Employment rose by 160,000 jobs over the six months between April and September of this year. After revisions due in February, that figure could dip into the red. That contrasts with employment gains of 1.5 million in the back half of 2023 and represents a startling breakdown between economic growth and spending gains.
Firms are doing more with fewer workers. Many overshot on staffing during the hiring frenzy and are now using attrition or layoffs to bring staffing levels more in line with demand. Others are offsetting the squeeze on profit margins due to tariffs with layoffs and hiring freezes. AI innovations are moving at a breakneck pace, but adoption is concentrated in the largest, most tech savvy firms.
Consumer spending accelerated, rising at a 3.5% annual rate after posting a 2.5% gain in the second quarter. That is despite tanking consumer attitudes and a stalling labor market. Spending on services popped, driven by aging demographics and spending on GLP-1 drugs. Spending on healthcare rose at the fastest pace since the fourth quarter of 2022, which marked the height of the Omicron wave of COVID.
Separately, affluent households continue to step up and out. Spending on recreational services accelerated, even as low- and middle-income households took fewer vacations. The number of those out on vacation during the month of August reached the second lowest on record. Only August 2020 was weaker.
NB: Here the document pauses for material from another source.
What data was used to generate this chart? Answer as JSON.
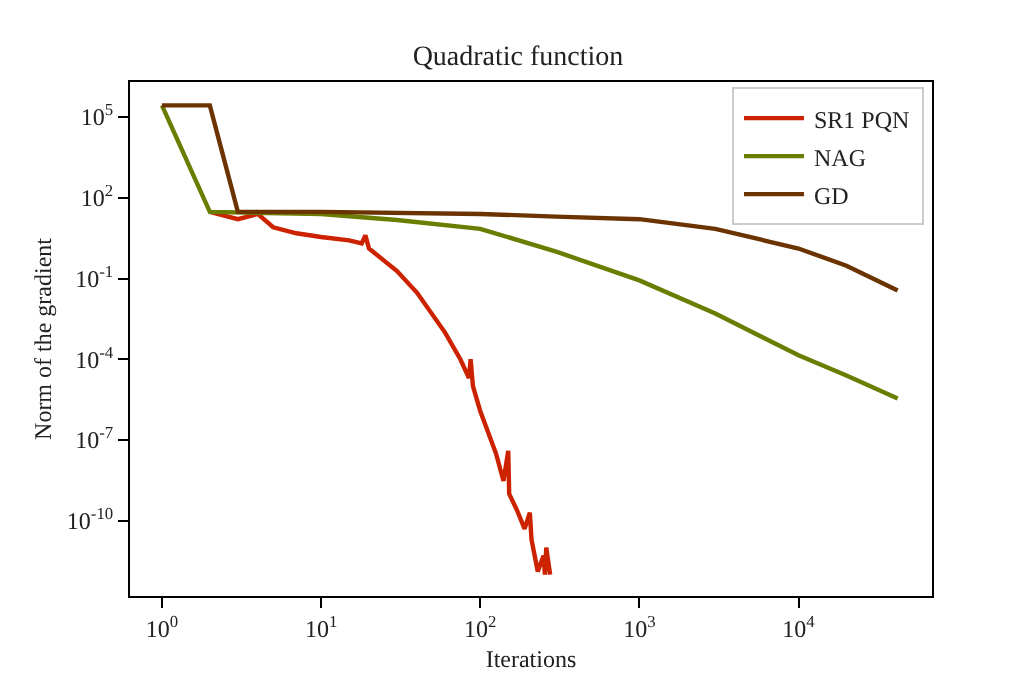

Housing activity remained in the doldrums. Residential investment fell 5.1%, marking its fifth decline in six quarters. Mortgage rates have come off of the lows hit in October, while construction costs have risen in response to tariffs. Home values have fallen in some places, but not enough to clear the bar on affordability for most first-time buyers.
Business investment slowed overall but remained buoyed by investment in AI infrastructure. Spending on data centers, computers, battery plants and research and development increased. The tech sector was able to secure tariff waivers. Investment elsewhere in the economy was tepid.
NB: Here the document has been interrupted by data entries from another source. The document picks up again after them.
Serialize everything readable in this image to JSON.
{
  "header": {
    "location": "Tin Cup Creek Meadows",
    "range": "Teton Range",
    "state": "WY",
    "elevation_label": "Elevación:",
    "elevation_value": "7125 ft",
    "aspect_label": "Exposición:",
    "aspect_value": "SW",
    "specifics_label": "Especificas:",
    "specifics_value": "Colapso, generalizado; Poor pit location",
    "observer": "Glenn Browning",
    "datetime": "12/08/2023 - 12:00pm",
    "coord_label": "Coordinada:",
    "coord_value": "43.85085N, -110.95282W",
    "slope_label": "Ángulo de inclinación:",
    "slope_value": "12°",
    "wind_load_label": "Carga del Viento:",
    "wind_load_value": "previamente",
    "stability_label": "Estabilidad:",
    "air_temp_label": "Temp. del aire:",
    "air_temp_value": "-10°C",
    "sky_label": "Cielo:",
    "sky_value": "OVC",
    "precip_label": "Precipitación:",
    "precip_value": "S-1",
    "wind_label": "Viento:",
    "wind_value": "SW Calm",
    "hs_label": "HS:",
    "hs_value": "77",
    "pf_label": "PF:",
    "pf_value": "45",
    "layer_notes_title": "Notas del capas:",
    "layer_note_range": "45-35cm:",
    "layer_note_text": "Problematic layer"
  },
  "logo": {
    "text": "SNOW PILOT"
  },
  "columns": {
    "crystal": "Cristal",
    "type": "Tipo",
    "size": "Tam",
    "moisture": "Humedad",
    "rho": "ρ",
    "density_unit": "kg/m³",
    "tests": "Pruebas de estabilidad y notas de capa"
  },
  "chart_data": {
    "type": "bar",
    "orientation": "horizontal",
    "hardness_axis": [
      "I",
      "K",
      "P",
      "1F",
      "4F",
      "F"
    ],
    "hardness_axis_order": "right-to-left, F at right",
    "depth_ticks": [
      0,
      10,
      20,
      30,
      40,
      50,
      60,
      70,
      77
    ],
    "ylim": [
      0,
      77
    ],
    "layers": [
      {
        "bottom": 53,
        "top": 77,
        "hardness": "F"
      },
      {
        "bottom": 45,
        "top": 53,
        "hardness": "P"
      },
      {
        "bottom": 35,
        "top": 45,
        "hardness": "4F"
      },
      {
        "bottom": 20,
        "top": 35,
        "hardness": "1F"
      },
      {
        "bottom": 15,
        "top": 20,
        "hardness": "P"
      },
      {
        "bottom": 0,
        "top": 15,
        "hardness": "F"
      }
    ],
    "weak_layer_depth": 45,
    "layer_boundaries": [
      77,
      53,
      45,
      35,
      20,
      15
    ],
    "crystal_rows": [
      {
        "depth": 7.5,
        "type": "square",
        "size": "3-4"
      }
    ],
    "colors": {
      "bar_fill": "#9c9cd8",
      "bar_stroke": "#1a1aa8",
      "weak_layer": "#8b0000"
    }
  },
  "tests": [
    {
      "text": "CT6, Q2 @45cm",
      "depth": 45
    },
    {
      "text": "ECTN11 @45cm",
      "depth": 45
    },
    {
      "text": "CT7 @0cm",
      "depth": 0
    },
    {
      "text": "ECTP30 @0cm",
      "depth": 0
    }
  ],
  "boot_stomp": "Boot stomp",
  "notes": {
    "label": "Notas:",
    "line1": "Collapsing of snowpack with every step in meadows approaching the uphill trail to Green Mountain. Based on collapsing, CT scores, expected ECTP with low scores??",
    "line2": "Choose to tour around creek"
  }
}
Inventories drained for the second consecutive quarter as firms liquidated imports amassed prior to the April 2 tariff announcement. Firms are hesitant to stock up ahead of a ruling on the legality of many of the tariffs by the Supreme Court. We expect the administration to use other levers to rapidly reinstate tariffs if these are ruled unconstitutional.
Government spending rebounded as the tax and spending package for fiscal 2025 was approved in July. A surge in spending on defense more than drop offset nondefense outlays. The Department of Homeland Security received a particularly large infusion of cash. Spending by state and local governments slowed but remained positive.
The trade deficit narrowed, with exports rebounding and imports continuing their descent. Part of the weakness in imports is payback for the front-running of tariffs in the first quarter of the year. It truly was the mother of all front-running cycles.
Fiscal stimulus risks making price hikes stick, much like we saw emerging from the pandemic.
Diane Swonk
KPMG Chief Economist
Bottom Line
The third quarter proved to be another barn burner of a quarter, without a commensurate rise in employment. The Federal Reserve is poised to pause its rate cuts at the start of the year due to gaps in the data from the government shutdown and simmering inflation concerns. The pandemic-induced bout of inflation was supplanted by a pickup in inflation related to changes in trade and immigration policies. Fiscal stimulus risks making price hikes stick, much like we saw emerging from the pandemic. Tax rates are scheduled to fall and refunds soar in early 2026.